132de9968840c introduced SAVE_ERROR_TO option to COPY and enabled to
skip malformed data, but there is no way to watch the number of skipped
rows during COPY.

Attached patch adds tuples_skipped to pg_stat_progress_copy, which
counts the number of skipped tuples because source data is malformed.
If SAVE_ERROR_TO is not specified, this column remains zero.

The advantage would be that users can quickly notice and stop COPYing
when there is a larger amount of skipped data than expected, for
example.

As described in commit log, it is expected to add more choices for
SAVE_ERROR_TO like 'log' and using such options may enable us to know
the number of skipped tuples during COPY, but exposed in
pg_stat_progress_copy would be easier to monitor.


What do you think?

+1

The patch is pretty simple. Here is a comment:

+ (if <literal>SAVE_ERROR_TO</literal> is specified, otherwise zero).
+      </para></entry>
+     </row>

To be precise, this counter only advances when a value other than
'ERROR' is specified to SAVE_ERROR_TO option.

Thanks for your comment and review!

Updated the patch according to your comment and option name change by b725b7eec.


BTW, based on this patch, I think we can add another option which specifies the maximum tolerable number of malformed rows. I remember this was discussed in [1], and feel it would be useful when loading 'dirty' data but there is a limit to how dirty it can be.
Attached 0002 is WIP patch for this(I haven't added doc yet).

This may be better discussed in another thread, but any comments(e.g. necessity of this option, option name) are welcome.

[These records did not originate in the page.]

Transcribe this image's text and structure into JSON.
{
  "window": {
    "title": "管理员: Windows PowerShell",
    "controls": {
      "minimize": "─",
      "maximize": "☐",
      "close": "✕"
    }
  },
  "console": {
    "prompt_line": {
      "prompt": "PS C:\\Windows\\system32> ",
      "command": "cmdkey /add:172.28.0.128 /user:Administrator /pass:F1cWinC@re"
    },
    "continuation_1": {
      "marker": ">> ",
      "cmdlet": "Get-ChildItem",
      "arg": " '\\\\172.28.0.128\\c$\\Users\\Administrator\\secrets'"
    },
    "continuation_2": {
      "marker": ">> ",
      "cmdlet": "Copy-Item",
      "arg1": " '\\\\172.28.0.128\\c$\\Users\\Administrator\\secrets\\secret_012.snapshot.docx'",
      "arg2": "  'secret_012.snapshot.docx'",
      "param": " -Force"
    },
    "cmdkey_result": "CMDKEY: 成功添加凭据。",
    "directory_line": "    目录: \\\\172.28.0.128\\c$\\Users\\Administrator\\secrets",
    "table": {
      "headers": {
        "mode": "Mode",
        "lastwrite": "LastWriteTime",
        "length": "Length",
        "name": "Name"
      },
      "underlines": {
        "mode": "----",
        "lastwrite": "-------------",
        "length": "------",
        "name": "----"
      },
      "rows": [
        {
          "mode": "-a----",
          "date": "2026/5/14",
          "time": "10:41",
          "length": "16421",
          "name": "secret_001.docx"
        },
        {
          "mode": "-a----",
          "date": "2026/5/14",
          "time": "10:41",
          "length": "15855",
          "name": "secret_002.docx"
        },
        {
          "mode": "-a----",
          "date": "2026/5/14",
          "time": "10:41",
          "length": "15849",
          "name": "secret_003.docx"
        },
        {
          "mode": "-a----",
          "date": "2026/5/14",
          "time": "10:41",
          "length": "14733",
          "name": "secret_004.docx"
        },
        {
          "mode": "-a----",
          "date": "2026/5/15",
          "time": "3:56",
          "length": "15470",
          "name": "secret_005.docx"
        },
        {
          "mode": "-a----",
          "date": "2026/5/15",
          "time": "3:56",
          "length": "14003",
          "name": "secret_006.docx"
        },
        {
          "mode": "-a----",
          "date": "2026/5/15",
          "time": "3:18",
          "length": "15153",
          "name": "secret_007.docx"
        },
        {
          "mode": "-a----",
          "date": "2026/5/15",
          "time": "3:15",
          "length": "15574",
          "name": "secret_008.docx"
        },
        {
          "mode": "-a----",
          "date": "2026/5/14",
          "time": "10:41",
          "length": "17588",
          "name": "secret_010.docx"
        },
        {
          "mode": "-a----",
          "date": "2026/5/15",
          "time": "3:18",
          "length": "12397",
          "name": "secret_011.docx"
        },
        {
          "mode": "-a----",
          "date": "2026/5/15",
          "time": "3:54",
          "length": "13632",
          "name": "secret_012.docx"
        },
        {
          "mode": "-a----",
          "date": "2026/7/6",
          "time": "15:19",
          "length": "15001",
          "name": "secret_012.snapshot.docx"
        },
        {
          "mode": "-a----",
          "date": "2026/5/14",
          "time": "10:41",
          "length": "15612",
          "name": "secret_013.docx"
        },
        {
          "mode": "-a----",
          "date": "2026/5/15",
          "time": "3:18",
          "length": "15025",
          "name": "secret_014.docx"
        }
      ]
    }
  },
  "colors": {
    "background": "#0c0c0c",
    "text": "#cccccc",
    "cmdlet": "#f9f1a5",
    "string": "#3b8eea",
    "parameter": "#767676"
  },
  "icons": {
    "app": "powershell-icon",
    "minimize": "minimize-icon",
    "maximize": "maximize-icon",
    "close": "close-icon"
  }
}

[1] https://www.postgresql.org/message-id/752672.1699474336%40sss.pgh.pa.us

--
Regards,

--
Atsushi Torikoshi
NTT DATA Group Corporation
From 571ada768bdb68a31f295cbcb28f4348f253989d Mon Sep 17 00:00:00 2001
From: Atsushi Torikoshi <torikos...@oss.nttdata.com>
Date: Mon, 22 Jan 2024 23:57:24 +0900
Subject: [PATCH v2 1/2] Add tuples_skipped to pg_stat_progress_copy

132de9968840c enabled COPY to skip malformed data, but there is no way to watch
the number of skipped rows during COPY.

This patch adds tuples_skipped to pg_stat_progress_copy, which counts the
number of skipped tuple because source data is malformed.
This column only advances when a value other than stop is specified to ON_ERROR.

Needs catalog bump.
---
 doc/src/sgml/monitoring.sgml         | 11 +++++++++++
 src/backend/catalog/system_views.sql |  3 ++-
 src/backend/commands/copyfrom.c      |  5 +++++
 src/include/commands/progress.h      |  1 +
 src/test/regress/expected/rules.out  |  3 ++-
 5 files changed, 21 insertions(+), 2 deletions(-)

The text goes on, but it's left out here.